His staging of “Abschied,” which brief manic episode with Kaufmann’s popping out of bed in burst of cheer and frantic energy that broke with reality, was also smart in how it calls attention to a feature of this style: the incursion of sudden cheeriness in otherwise moody, dark song cycles. These interludes are often hard to make dramatic sense of for singers, but Guth’s reinterpretation turned that challenge into a strength.

Kaufmann was compelling throughout, delivering a very strong if never completely transcendent vocal performance. The use of amplification allowed him to indulge occasionally in his worse interpretive tendencies, namely, his propensity for pulling off his voice in pianissimo sections which renders these moments a bit too whispery and ghostly for my taste. But there were several standout interpretations from the tenor, especially the seductive “Ständchen” (my favorite of the set), “Ihr Bild” and the searing “Doppelgänger.” In these, Kaufmann showed a flexible mastery of his technique and of the genre.

Deutsch played with great vigor and tenderness, bringing out the balance of harmonic complexity and consummate melodic clarity that defines Schubert’s sound. This was especially apparent at the midpoint of the evening, where Deutsch played the second movement of Schubert’s Piano Sonata No. 21 in B-flat major in between the Rellstab and Heine portions of the cycle. This was nicely staged as a concert within Guth’s hospital, the ensemble watching spellbound or lost in thought, just like the audience. Such a pause, with Deustch’s sensitive playing, was a welcome moment of reflection in between the heightened drama. Also evident is the trust between Kaufmann and Deutsch, who have been long-time collaborators. Mathis Nitschke’s sound composition punctuated the pieces, returning always to the same restless foreboding that began the piece.

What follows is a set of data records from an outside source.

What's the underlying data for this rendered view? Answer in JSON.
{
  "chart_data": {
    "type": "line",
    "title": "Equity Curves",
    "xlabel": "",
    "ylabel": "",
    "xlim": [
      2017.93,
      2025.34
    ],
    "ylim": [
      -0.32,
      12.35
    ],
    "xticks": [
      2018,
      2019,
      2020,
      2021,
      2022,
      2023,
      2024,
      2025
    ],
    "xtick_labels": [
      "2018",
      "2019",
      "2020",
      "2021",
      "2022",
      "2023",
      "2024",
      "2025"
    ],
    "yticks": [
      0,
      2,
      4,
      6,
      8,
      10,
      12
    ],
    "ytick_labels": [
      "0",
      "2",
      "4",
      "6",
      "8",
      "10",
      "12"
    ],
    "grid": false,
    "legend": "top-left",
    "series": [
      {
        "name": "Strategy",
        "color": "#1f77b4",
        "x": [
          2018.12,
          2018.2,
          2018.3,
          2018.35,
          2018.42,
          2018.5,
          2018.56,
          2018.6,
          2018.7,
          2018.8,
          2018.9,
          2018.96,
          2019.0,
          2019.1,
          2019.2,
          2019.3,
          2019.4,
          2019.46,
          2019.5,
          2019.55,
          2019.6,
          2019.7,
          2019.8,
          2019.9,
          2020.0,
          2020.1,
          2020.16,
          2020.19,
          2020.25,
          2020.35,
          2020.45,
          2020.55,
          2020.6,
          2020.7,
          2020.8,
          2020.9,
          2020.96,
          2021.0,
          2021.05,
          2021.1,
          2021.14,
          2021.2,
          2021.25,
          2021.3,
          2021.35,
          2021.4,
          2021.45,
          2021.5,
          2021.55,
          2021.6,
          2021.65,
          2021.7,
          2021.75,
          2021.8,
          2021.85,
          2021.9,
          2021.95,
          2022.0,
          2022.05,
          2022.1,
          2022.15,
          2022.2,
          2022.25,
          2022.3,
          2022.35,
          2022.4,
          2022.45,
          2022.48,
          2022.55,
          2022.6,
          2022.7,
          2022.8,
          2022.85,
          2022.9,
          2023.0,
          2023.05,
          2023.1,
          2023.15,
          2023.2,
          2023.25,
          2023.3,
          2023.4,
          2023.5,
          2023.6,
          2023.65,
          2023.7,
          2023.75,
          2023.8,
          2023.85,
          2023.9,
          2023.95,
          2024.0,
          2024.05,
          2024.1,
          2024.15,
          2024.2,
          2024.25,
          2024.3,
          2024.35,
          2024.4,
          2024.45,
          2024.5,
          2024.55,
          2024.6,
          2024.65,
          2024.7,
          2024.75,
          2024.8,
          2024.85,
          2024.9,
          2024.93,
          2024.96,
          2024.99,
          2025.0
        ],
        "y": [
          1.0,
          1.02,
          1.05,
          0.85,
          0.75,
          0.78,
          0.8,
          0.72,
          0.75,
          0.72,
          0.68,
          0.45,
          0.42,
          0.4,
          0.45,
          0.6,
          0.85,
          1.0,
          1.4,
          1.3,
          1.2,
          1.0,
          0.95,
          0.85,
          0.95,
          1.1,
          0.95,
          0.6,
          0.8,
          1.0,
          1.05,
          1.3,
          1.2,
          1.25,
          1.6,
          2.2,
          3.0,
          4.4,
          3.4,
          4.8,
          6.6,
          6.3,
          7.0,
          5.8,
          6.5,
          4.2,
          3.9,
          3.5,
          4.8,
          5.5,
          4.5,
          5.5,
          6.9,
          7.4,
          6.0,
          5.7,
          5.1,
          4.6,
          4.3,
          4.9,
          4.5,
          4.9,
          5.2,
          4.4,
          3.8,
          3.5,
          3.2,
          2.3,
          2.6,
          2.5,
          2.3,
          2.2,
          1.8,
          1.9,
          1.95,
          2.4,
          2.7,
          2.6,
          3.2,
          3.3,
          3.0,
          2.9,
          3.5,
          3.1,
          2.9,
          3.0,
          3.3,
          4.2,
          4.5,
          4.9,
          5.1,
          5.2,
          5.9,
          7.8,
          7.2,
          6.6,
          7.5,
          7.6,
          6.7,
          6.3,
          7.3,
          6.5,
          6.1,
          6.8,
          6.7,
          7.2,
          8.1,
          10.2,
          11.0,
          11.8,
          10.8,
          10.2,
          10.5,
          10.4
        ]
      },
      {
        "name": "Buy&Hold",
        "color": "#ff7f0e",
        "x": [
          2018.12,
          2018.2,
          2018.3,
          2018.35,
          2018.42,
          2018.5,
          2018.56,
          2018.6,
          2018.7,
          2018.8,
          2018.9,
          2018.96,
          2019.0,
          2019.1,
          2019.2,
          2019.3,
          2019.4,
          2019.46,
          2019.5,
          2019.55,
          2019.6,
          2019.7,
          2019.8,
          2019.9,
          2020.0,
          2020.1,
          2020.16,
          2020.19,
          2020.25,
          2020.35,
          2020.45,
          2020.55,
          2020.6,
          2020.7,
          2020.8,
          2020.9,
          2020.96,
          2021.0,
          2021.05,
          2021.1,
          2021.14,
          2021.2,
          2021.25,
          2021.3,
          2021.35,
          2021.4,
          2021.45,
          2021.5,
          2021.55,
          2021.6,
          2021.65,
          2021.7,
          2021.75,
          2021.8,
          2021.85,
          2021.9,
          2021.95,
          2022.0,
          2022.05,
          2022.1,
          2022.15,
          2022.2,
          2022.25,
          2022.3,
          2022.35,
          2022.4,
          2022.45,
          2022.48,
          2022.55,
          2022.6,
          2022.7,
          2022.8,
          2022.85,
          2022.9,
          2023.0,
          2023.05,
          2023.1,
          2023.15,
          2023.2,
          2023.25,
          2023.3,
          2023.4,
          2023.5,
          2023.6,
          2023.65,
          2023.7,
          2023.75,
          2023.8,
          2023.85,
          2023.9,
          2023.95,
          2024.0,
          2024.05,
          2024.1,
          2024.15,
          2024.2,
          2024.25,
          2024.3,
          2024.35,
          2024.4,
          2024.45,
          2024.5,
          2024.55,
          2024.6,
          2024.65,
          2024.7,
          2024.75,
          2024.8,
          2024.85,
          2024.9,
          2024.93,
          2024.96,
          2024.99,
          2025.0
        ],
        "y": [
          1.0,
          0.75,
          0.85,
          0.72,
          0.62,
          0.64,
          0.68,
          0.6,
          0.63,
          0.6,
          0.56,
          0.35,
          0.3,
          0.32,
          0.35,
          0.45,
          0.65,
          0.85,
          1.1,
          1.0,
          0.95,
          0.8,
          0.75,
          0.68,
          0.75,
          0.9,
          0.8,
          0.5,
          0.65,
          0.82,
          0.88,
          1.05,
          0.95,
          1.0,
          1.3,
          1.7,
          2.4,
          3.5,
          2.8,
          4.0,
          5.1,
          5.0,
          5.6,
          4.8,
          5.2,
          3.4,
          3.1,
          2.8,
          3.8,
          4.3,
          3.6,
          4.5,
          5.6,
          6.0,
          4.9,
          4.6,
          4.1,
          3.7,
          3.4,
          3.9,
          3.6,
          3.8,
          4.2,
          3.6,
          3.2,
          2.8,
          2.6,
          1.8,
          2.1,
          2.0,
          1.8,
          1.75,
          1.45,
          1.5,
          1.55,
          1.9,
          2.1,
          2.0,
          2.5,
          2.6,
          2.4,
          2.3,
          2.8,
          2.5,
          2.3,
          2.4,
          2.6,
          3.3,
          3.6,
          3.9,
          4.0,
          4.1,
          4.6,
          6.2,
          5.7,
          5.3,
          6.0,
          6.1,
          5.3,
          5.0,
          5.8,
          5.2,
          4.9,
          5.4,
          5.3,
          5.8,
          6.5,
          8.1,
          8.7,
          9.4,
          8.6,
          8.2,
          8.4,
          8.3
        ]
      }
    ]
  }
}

Doppelgänger’s best moments came when Guth leaned in to suggestion rather than clear depictions of war imagery; its worst moments were when Kaufmann and the ensemble over-acted Guth’s premise and veered into melodrama.  At times, the weight of Guth’s interpretations proved more than individual lieder could bear —”Am Meer,” staged like a funeral march with Kaufmann’s bed as the coffin, was overblown and not particularly responsive to the text—resulting in moments that were dramatically motivated but unsatisfying as acts of exegesis.

By the time we got to the title lied, however, these interpretive misfires were forgotten. Impressively, Guth was able to cash the rather large dramatic check he wrote, delivering a positively spellbinding finale. Kaufman’s encounter with his double was meticulously directed and strikingly sung; the song itself is enough to raise the hairs on your arms, but after the succession of images that preceded it, combined with some very fine singing from Kaufmann, “Der Doppelgänger” was sublimely scary and impossible to look away from.